While her book may prompt deeper thinking about how emotions work, her case against universality feels overzealous. Her own model is overcomplicated and, strangely, too similar to the one it aims to displace. Instead of building on existing science, she tries to tear it down—and what she comes up with doesn’t look that different.
What is our relationship to feelings?
Where does all of this leave us?
One helpful insight from Feldman-Barrett’s book is that what we’ve learned in life does dramatically, and often unconsciously, influence our emotional experiences. This suggests there might be ways to be more cognizant of, and more involved in shaping the course of, our own emotions.
Feldman-Barrett suggests that mindfulness—attending to thoughts and sensations without judgment—can produce a state of mind where learned expectations have less influence on current experience.
For example, we might expect to feel increasingly angry during an escalating argument; this is how it has played out before. Without that expectation, we might actually hear the other person and have a better chance at constructive resolution. According to psychiatrist and neuroscientist Judson Brewer’s work, mindfulness practice softens our egocentric expectations, whether we’re feeling emotions or not, to the benefit of our well-being.

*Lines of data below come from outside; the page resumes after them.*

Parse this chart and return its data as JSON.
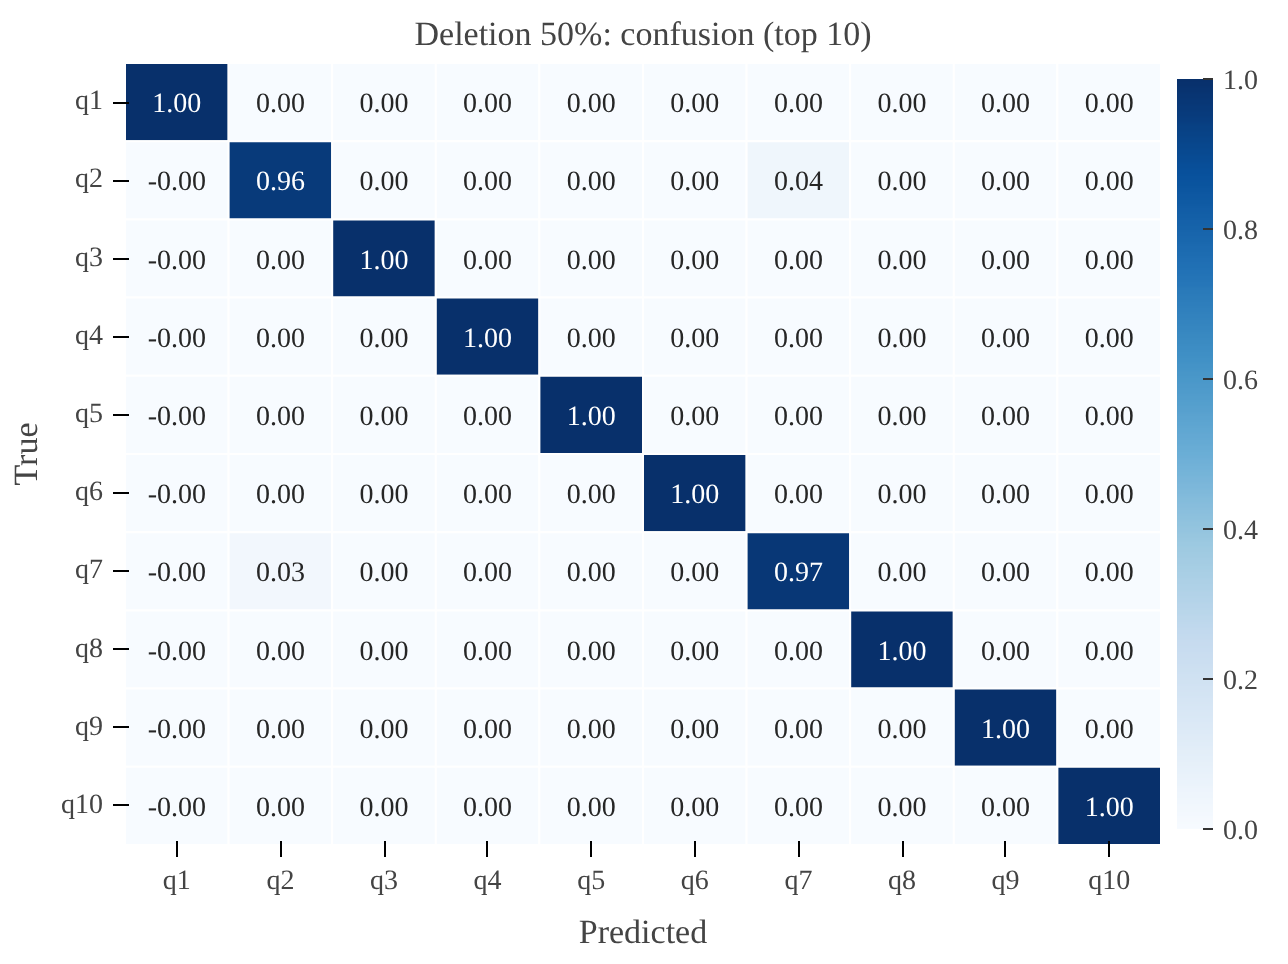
{
  "chart_data": {
    "type": "heatmap",
    "title": "Deletion 50%: confusion (top 10)",
    "xlabel": "Predicted",
    "ylabel": "True",
    "categories": [
      "q1",
      "q2",
      "q3",
      "q4",
      "q5",
      "q6",
      "q7",
      "q8",
      "q9",
      "q10"
    ],
    "y_categories": [
      "q1",
      "q2",
      "q3",
      "q4",
      "q5",
      "q6",
      "q7",
      "q8",
      "q9",
      "q10"
    ],
    "cells": [
      [
        1.0,
        0,
        0,
        0,
        0,
        0,
        0,
        0,
        0,
        0
      ],
      [
        0,
        0.96,
        0,
        0,
        0,
        0,
        0.04,
        0,
        0,
        0
      ],
      [
        0,
        0,
        1.0,
        0,
        0,
        0,
        0,
        0,
        0,
        0
      ],
      [
        0,
        0,
        0,
        1.0,
        0,
        0,
        0,
        0,
        0,
        0
      ],
      [
        0,
        0,
        0,
        0,
        1.0,
        0,
        0,
        0,
        0,
        0
      ],
      [
        0,
        0,
        0,
        0,
        0,
        1.0,
        0,
        0,
        0,
        0
      ],
      [
        0,
        0.03,
        0,
        0,
        0,
        0,
        0.97,
        0,
        0,
        0
      ],
      [
        0,
        0,
        0,
        0,
        0,
        0,
        0,
        1.0,
        0,
        0
      ],
      [
        0,
        0,
        0,
        0,
        0,
        0,
        0,
        0,
        1.0,
        0
      ],
      [
        0,
        0,
        0,
        0,
        0,
        0,
        0,
        0,
        0,
        1.0
      ]
    ],
    "cell_labels": [
      [
        "1.00",
        "0.00",
        "0.00",
        "0.00",
        "0.00",
        "0.00",
        "0.00",
        "0.00",
        "0.00",
        "0.00"
      ],
      [
        "-0.00",
        "0.96",
        "0.00",
        "0.00",
        "0.00",
        "0.00",
        "0.04",
        "0.00",
        "0.00",
        "0.00"
      ],
      [
        "-0.00",
        "0.00",
        "1.00",
        "0.00",
        "0.00",
        "0.00",
        "0.00",
        "0.00",
        "0.00",
        "0.00"
      ],
      [
        "-0.00",
        "0.00",
        "0.00",
        "1.00",
        "0.00",
        "0.00",
        "0.00",
        "0.00",
        "0.00",
        "0.00"
      ],
      [
        "-0.00",
        "0.00",
        "0.00",
        "0.00",
        "1.00",
        "0.00",
        "0.00",
        "0.00",
        "0.00",
        "0.00"
      ],
      [
        "-0.00",
        "0.00",
        "0.00",
        "0.00",
        "0.00",
        "1.00",
        "0.00",
        "0.00",
        "0.00",
        "0.00"
      ],
      [
        "-0.00",
        "0.03",
        "0.00",
        "0.00",
        "0.00",
        "0.00",
        "0.97",
        "0.00",
        "0.00",
        "0.00"
      ],
      [
        "-0.00",
        "0.00",
        "0.00",
        "0.00",
        "0.00",
        "0.00",
        "0.00",
        "1.00",
        "0.00",
        "0.00"
      ],
      [
        "-0.00",
        "0.00",
        "0.00",
        "0.00",
        "0.00",
        "0.00",
        "0.00",
        "0.00",
        "1.00",
        "0.00"
      ],
      [
        "-0.00",
        "0.00",
        "0.00",
        "0.00",
        "0.00",
        "0.00",
        "0.00",
        "0.00",
        "0.00",
        "1.00"
      ]
    ],
    "clim": [
      0,
      1
    ],
    "cticks": [
      {
        "value": 0,
        "label": "0.0"
      },
      {
        "value": 0.2,
        "label": "0.2"
      },
      {
        "value": 0.4,
        "label": "0.4"
      },
      {
        "value": 0.6,
        "label": "0.6"
      },
      {
        "value": 0.8,
        "label": "0.8"
      },
      {
        "value": 1,
        "label": "1.0"
      }
    ]
  }
}
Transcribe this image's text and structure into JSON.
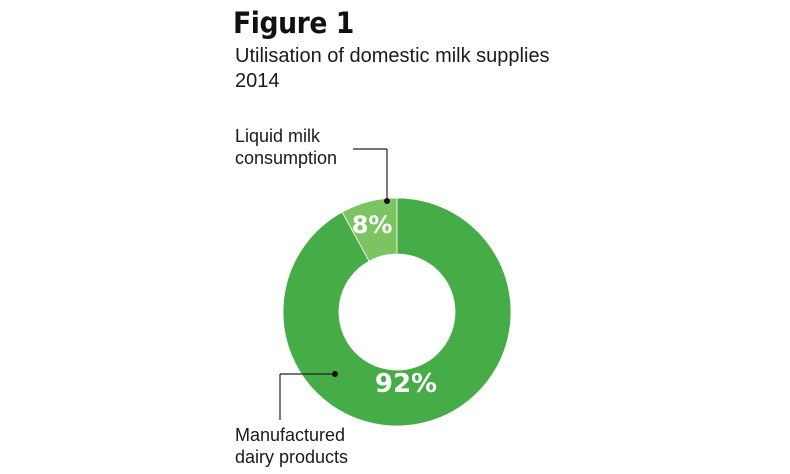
{
  "figure": {
    "label": "Figure 1",
    "title": "Utilisation of domestic milk supplies 2014"
  },
  "chart_data": {
    "type": "pie",
    "variant": "donut",
    "title": "Utilisation of domestic milk supplies 2014",
    "slices": [
      {
        "name": "Liquid milk consumption",
        "name_lines": [
          "Liquid milk",
          "consumption"
        ],
        "value": 8,
        "label": "8%",
        "color": "#7cc462"
      },
      {
        "name": "Manufactured dairy products",
        "name_lines": [
          "Manufactured",
          "dairy products"
        ],
        "value": 92,
        "label": "92%",
        "color": "#45ac47"
      }
    ],
    "start_angle_deg": 0,
    "direction": "counterclockwise",
    "legend": "none"
  }
}
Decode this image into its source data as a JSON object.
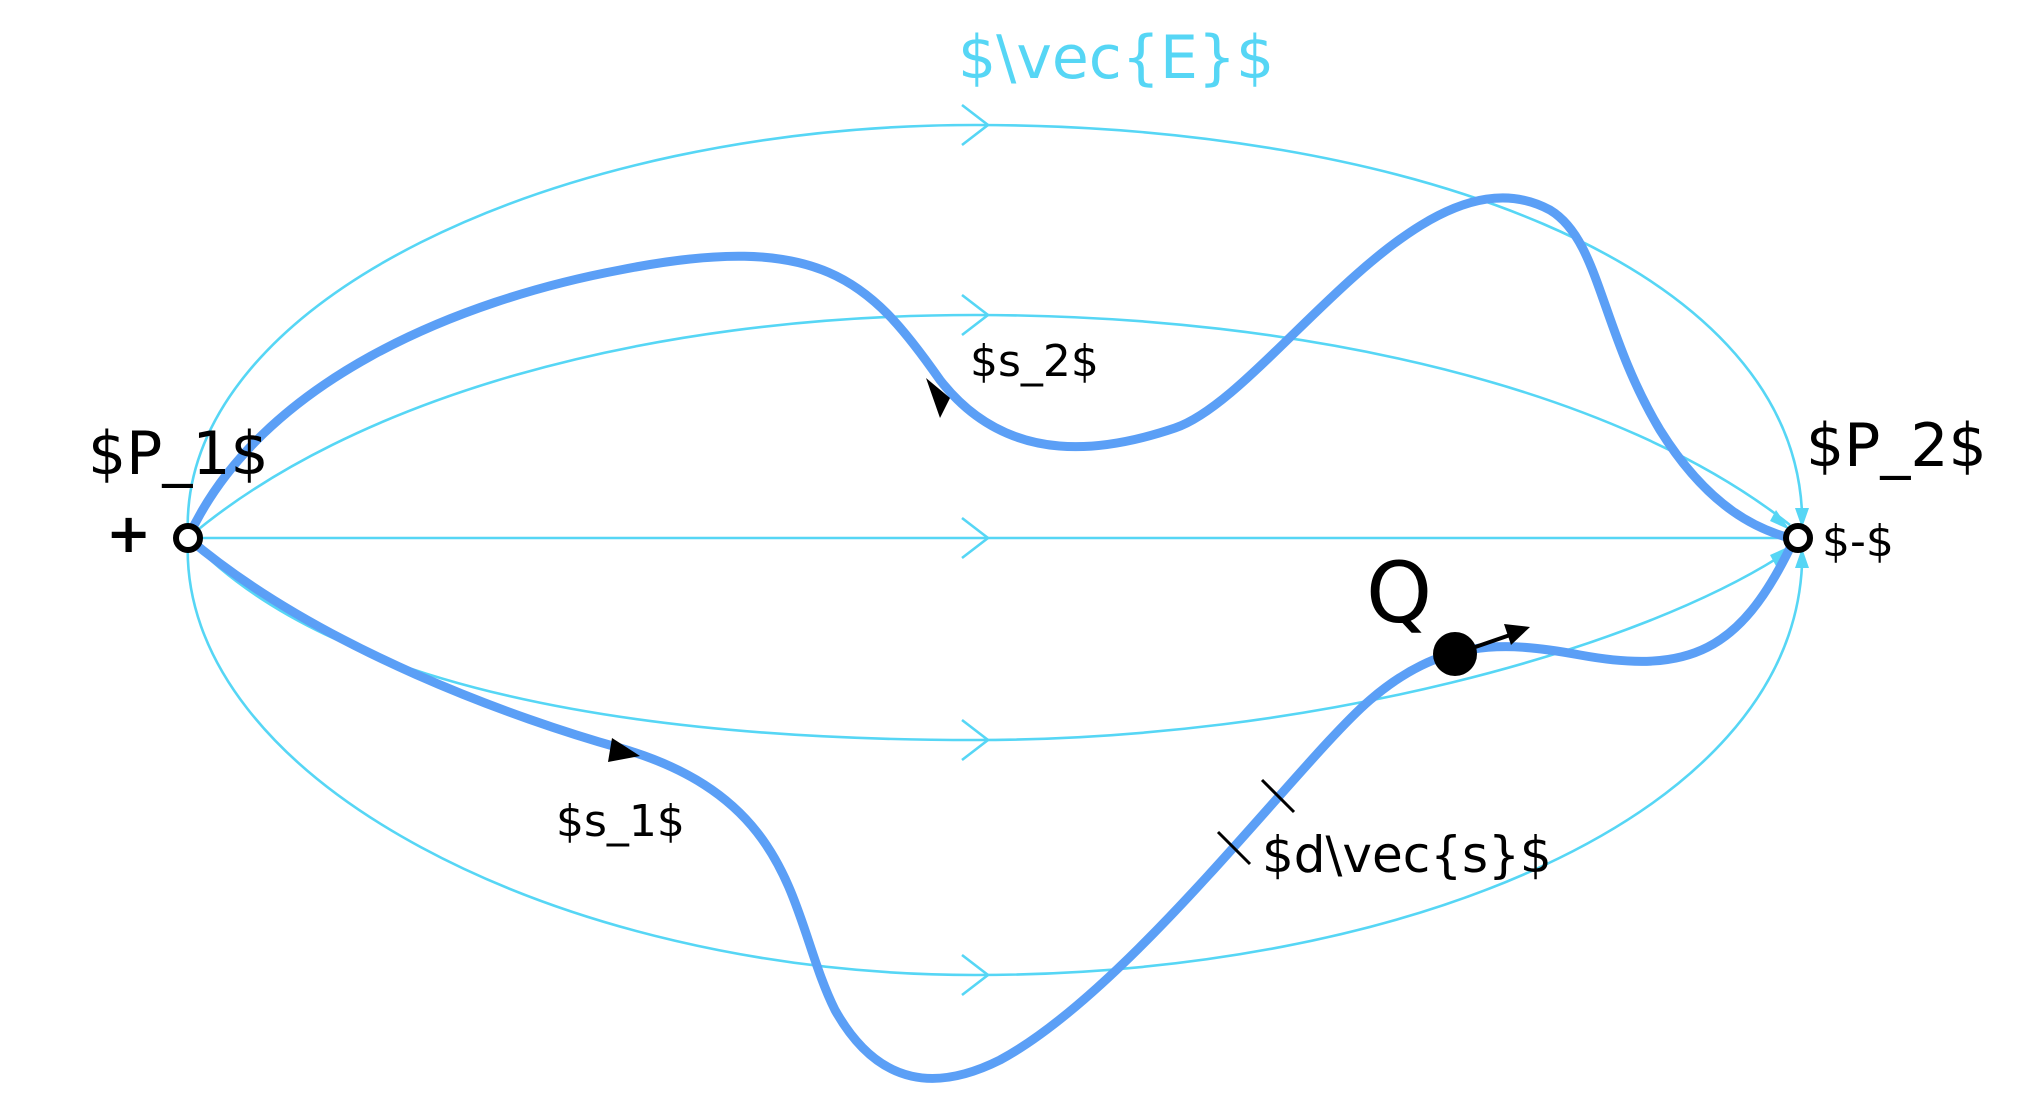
{
  "labels": {
    "field": "$\\vec{E}$",
    "p1": "$P_1$",
    "p2": "$P_2$",
    "plus": "+",
    "minus": "$-$",
    "s1": "$s_1$",
    "s2": "$s_2$",
    "q": "Q",
    "ds": "$d\\vec{s}$"
  },
  "colors": {
    "field_lines": "#56d6f5",
    "paths": "#5b9ff6",
    "text": "#000000"
  }
}
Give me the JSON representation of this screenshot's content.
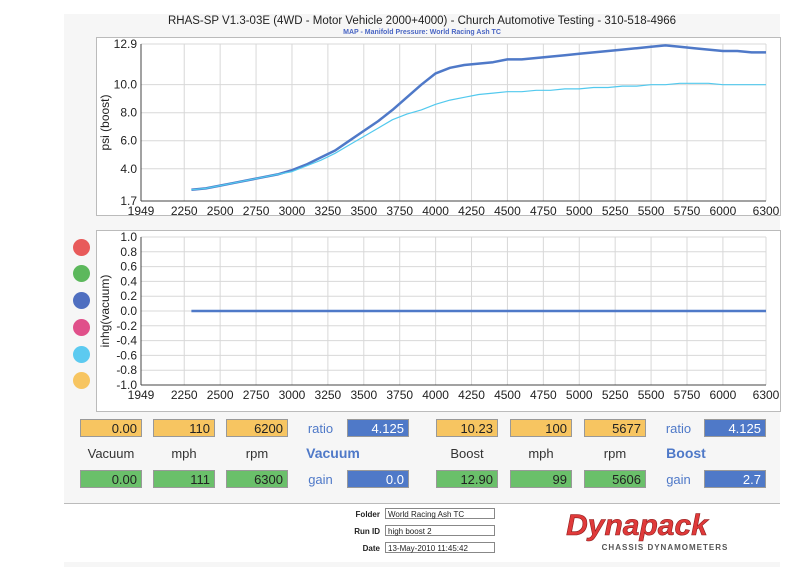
{
  "header": {
    "title": "RHAS-SP V1.3-03E  (4WD - Motor Vehicle 2000+4000) - Church Automotive Testing - 310-518-4966",
    "subtitle": "MAP - Manifold Pressure: World Racing Ash TC"
  },
  "chart_data": [
    {
      "type": "line",
      "ylabel": "psi (boost)",
      "xlim": [
        1949,
        6300
      ],
      "ylim": [
        1.7,
        12.9
      ],
      "x_ticks": [
        1949,
        2250,
        2500,
        2750,
        3000,
        3250,
        3500,
        3750,
        4000,
        4250,
        4500,
        4750,
        5000,
        5250,
        5500,
        5750,
        6000,
        6300
      ],
      "y_ticks": [
        1.7,
        4.0,
        6.0,
        8.0,
        10.0,
        12.9
      ],
      "grid": true,
      "series": [
        {
          "color": "#4f79c8",
          "x": [
            2300,
            2400,
            2500,
            2600,
            2700,
            2800,
            2900,
            3000,
            3100,
            3200,
            3300,
            3400,
            3500,
            3600,
            3700,
            3800,
            3900,
            4000,
            4100,
            4200,
            4300,
            4400,
            4500,
            4600,
            4700,
            4800,
            4900,
            5000,
            5100,
            5200,
            5300,
            5400,
            5500,
            5600,
            5700,
            5800,
            5900,
            6000,
            6100,
            6200,
            6300
          ],
          "y": [
            2.5,
            2.6,
            2.8,
            3.0,
            3.2,
            3.4,
            3.6,
            3.9,
            4.3,
            4.8,
            5.3,
            6.0,
            6.7,
            7.4,
            8.2,
            9.1,
            10.0,
            10.8,
            11.2,
            11.4,
            11.5,
            11.6,
            11.8,
            11.8,
            11.9,
            12.0,
            12.1,
            12.2,
            12.3,
            12.4,
            12.5,
            12.6,
            12.7,
            12.8,
            12.7,
            12.6,
            12.5,
            12.4,
            12.4,
            12.3,
            12.3
          ]
        },
        {
          "color": "#52c9ee",
          "x": [
            2300,
            2400,
            2500,
            2600,
            2700,
            2800,
            2900,
            3000,
            3100,
            3200,
            3300,
            3400,
            3500,
            3600,
            3700,
            3800,
            3900,
            4000,
            4100,
            4200,
            4300,
            4400,
            4500,
            4600,
            4700,
            4800,
            4900,
            5000,
            5100,
            5200,
            5300,
            5400,
            5500,
            5600,
            5700,
            5800,
            5900,
            6000,
            6100,
            6200,
            6300
          ],
          "y": [
            2.5,
            2.6,
            2.8,
            3.0,
            3.2,
            3.4,
            3.6,
            3.8,
            4.2,
            4.6,
            5.1,
            5.7,
            6.3,
            6.9,
            7.5,
            7.9,
            8.2,
            8.6,
            8.9,
            9.1,
            9.3,
            9.4,
            9.5,
            9.5,
            9.6,
            9.6,
            9.7,
            9.7,
            9.8,
            9.8,
            9.9,
            9.9,
            10.0,
            10.0,
            10.1,
            10.1,
            10.1,
            10.0,
            10.0,
            10.0,
            10.0
          ]
        }
      ]
    },
    {
      "type": "line",
      "ylabel": "inhg(vacuum)",
      "xlim": [
        1949,
        6300
      ],
      "ylim": [
        -1.0,
        1.0
      ],
      "x_ticks": [
        1949,
        2250,
        2500,
        2750,
        3000,
        3250,
        3500,
        3750,
        4000,
        4250,
        4500,
        4750,
        5000,
        5250,
        5500,
        5750,
        6000,
        6300
      ],
      "y_ticks": [
        -1.0,
        -0.8,
        -0.6,
        -0.4,
        -0.2,
        0.0,
        0.2,
        0.4,
        0.6,
        0.8,
        1.0
      ],
      "grid": true,
      "series": [
        {
          "color": "#4f79c8",
          "x": [
            2300,
            6300
          ],
          "y": [
            0.0,
            0.0
          ]
        }
      ]
    }
  ],
  "legend_colors": [
    "#e85a5a",
    "#5cb85c",
    "#4f6fc0",
    "#e0508a",
    "#5ccaf0",
    "#f7c561"
  ],
  "readouts": {
    "vacuum": {
      "peak": {
        "vacuum": "0.00",
        "mph": "110",
        "rpm": "6200",
        "ratio_label": "ratio",
        "ratio": "4.125"
      },
      "labels": {
        "vacuum": "Vacuum",
        "mph": "mph",
        "rpm": "rpm",
        "title": "Vacuum"
      },
      "current": {
        "vacuum": "0.00",
        "mph": "111",
        "rpm": "6300",
        "gain_label": "gain",
        "gain": "0.0"
      }
    },
    "boost": {
      "peak": {
        "boost": "10.23",
        "mph": "100",
        "rpm": "5677",
        "ratio_label": "ratio",
        "ratio": "4.125"
      },
      "labels": {
        "boost": "Boost",
        "mph": "mph",
        "rpm": "rpm",
        "title": "Boost"
      },
      "current": {
        "boost": "12.90",
        "mph": "99",
        "rpm": "5606",
        "gain_label": "gain",
        "gain": "2.7"
      }
    }
  },
  "footer": {
    "folder_label": "Folder",
    "folder": "World Racing Ash TC",
    "runid_label": "Run ID",
    "runid": "high boost 2",
    "date_label": "Date",
    "date": "13-May-2010  11:45:42",
    "logo_text": "Dynapack",
    "logo_sub": "CHASSIS DYNAMOMETERS"
  }
}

Additional research suggests that shifting our thoughts away from the typical self-centered “I am” or “I feel” narratives that come up during hard times can increase emotional well-being.
Perhaps we can at least agree on something: Emotions are important to human experience. As the story of Phineas Gage famously showed, emotions are essential to reason, and, according to research on how people handle emotions, suppressing emotions is harmful to well-being and social interactions.
Certainly, Feldman-Barrett appears to believe we shouldn’t simply accept outdated views about emotions without proof, and that more we learn about how emotions, the better. On that point, I couldn’t agree more.